Topping the bill was the 14-piece band Cubanismo, buoyed by a sell-out American tour and the international success of their second album. Cubanismo represent a personal triumph for a fortysomething trumpeter named Jesus Alemany, who four years ago threw in a steady job as founder member of the neo-traditional band Sierra Maestra and moved to London.

There he set up this loosely constituted formation, armed with modest UK record-company funds. Modest British funds lose their modesty in Cuba, however, stuffed as it is with top-flight, state-trained musicians hungry to reintegrate the greater Latin world. Thus the Festival Hall stage was graced by men of the quality of Tata Guines, grinning from ear to ear, as well you might if you were regularly described as perhaps the world's top conga player, and Luis Alemany, Jesus's uncle, blowing second trumpet with a craftsmanlike position born of years with the brass section of the great orchestra of Havana's Tropicana cabaret.

Combining descarga-style jazz solos with a base of Cuba's rich variety of dance rhythms is Cubanismo's thing, and naturally the leader's piercing trumpet gets first call on solos.
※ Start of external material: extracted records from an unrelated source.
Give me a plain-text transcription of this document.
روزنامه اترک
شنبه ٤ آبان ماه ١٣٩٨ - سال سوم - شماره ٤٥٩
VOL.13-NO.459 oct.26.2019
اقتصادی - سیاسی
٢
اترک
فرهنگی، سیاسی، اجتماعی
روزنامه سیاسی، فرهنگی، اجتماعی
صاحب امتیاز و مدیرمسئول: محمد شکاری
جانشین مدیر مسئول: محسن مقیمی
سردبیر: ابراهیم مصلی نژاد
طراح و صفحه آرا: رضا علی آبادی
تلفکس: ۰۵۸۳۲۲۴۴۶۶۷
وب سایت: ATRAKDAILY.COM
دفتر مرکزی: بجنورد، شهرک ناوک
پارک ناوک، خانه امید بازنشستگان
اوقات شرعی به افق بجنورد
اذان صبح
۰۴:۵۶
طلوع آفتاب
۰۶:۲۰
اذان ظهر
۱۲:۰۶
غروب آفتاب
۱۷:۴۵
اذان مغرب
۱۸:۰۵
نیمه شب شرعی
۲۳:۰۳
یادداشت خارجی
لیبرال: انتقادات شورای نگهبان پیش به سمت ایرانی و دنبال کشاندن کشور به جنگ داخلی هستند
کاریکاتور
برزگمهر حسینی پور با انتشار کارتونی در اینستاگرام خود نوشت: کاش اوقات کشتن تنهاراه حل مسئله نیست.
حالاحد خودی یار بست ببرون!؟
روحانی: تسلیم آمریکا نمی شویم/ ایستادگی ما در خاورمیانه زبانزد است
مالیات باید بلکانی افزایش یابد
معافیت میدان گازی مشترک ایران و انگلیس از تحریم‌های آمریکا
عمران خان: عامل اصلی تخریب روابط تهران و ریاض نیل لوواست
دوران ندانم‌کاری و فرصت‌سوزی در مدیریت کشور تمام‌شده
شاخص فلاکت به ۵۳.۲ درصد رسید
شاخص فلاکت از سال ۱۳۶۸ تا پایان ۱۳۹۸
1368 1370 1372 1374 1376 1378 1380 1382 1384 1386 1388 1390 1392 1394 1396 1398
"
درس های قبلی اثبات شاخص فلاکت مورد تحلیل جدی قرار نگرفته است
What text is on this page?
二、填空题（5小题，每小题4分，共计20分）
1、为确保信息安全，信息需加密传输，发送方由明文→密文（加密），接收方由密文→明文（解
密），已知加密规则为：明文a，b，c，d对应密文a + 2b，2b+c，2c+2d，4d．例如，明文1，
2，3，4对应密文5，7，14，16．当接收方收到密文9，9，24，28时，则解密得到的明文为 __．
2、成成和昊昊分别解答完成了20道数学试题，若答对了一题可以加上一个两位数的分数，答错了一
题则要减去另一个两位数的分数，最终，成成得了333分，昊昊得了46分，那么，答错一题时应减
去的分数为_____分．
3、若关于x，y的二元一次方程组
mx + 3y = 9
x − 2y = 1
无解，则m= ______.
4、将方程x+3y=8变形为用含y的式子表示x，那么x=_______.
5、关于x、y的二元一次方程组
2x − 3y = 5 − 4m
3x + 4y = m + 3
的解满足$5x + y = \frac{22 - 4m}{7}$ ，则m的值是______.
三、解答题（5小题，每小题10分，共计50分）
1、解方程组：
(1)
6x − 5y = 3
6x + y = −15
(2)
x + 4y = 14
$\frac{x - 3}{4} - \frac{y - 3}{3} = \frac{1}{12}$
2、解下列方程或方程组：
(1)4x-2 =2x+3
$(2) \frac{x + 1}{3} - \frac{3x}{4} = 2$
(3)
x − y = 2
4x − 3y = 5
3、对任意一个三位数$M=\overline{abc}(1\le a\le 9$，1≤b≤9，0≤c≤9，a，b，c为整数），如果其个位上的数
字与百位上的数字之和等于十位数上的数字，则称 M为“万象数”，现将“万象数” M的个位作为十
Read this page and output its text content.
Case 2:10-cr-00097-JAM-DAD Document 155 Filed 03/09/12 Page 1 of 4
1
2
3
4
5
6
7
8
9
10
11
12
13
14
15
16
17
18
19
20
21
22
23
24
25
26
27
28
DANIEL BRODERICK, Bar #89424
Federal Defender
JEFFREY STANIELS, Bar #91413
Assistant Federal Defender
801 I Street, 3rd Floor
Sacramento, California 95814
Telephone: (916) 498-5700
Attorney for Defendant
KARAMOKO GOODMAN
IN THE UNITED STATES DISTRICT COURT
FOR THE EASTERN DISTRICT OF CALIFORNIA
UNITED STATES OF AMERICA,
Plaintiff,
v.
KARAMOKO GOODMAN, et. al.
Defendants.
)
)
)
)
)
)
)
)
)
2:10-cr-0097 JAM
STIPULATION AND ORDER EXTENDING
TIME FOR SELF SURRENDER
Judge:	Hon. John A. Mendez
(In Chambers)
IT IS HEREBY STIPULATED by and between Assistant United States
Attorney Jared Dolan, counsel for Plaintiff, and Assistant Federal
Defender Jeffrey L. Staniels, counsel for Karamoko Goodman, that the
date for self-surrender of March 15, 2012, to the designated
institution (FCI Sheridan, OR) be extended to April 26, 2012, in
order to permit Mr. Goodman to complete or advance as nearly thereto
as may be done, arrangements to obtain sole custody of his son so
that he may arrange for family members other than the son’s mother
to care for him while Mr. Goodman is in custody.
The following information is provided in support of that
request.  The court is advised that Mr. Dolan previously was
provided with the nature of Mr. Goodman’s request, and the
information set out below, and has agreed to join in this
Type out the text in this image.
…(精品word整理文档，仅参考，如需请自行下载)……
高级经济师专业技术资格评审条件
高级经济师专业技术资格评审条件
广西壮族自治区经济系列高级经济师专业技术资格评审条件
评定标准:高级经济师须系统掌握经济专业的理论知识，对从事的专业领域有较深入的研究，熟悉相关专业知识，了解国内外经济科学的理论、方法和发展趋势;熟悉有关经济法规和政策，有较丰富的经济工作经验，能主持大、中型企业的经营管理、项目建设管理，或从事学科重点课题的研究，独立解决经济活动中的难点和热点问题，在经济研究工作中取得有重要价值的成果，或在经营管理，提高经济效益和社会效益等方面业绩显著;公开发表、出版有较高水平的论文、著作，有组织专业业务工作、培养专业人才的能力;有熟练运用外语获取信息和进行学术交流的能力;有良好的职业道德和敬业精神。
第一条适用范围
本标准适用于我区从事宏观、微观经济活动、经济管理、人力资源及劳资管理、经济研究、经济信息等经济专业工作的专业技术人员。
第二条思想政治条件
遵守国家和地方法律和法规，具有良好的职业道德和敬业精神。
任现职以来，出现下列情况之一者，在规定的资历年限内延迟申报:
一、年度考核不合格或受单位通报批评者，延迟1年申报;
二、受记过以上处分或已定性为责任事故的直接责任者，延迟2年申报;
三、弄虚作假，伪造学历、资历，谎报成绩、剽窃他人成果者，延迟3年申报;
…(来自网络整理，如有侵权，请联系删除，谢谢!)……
The whole outfit - four-man brass section, six percussion, excellent tres player and two soulful singers - is top- notch though, and the RFH was jumping from the first bar, with the band consequently in bravura mode and maximum volume instantly. This did mean that the downside of the music - a combination of blustering virtuosity of style with inner frothiness of content - was occasionally to be felt.

As luck or good programming would have it, the perfect complement - music whose charm and simplicity masks inner depth and elegance - preceded Cubanismo in the form of the London debut of Compay Segundo and his Muchachos. Segundo, 90 in November, a cigar-maker by profession and exponent of the old Eastern Cuban guitar-based "son" style, achieved his greatest fame in the Forties and Fifties as a member of the duo Los Compadres, and composer of lilting evergreen love songs such as "Lula" and "Macusa". Segundo's re-emergence from retirement demonstrates why his work features in the canon of modern salsa masters such as the New York singer Henry Fiol.

Segundo's product is unvarying, unimprovable and jewel-like: simple two- or three-verse songs with beautiful melodies, harmonised exquisitely between the old man's baritone and the young tenor lead singer, and set for mellow double- bass, rhythm guitar, gently hissing maracas and the secret ingredient, the restless, ringing metal-voiced ornamentation of Segundo's own self-invented armonico, or seven-string guitar.

The Muchachos are no spring chickens themselves (singer Luis Mosquera excluded), and Segundo, attired in a Prince of Wales check jacket, is a little stiff and a touch deaf. He exudes grace and fun, though, even attempting a little pelvic Body Mind Centring, or simulated geriatric sex to you and me, on his armonico. One could imagine for him a spell of late-in-life stardom, rather as the equally characterful Cape Verdean lady of a certain age, Cesaria Evora, has achieved. The Cuban economy could be back on its feet sooner than expected.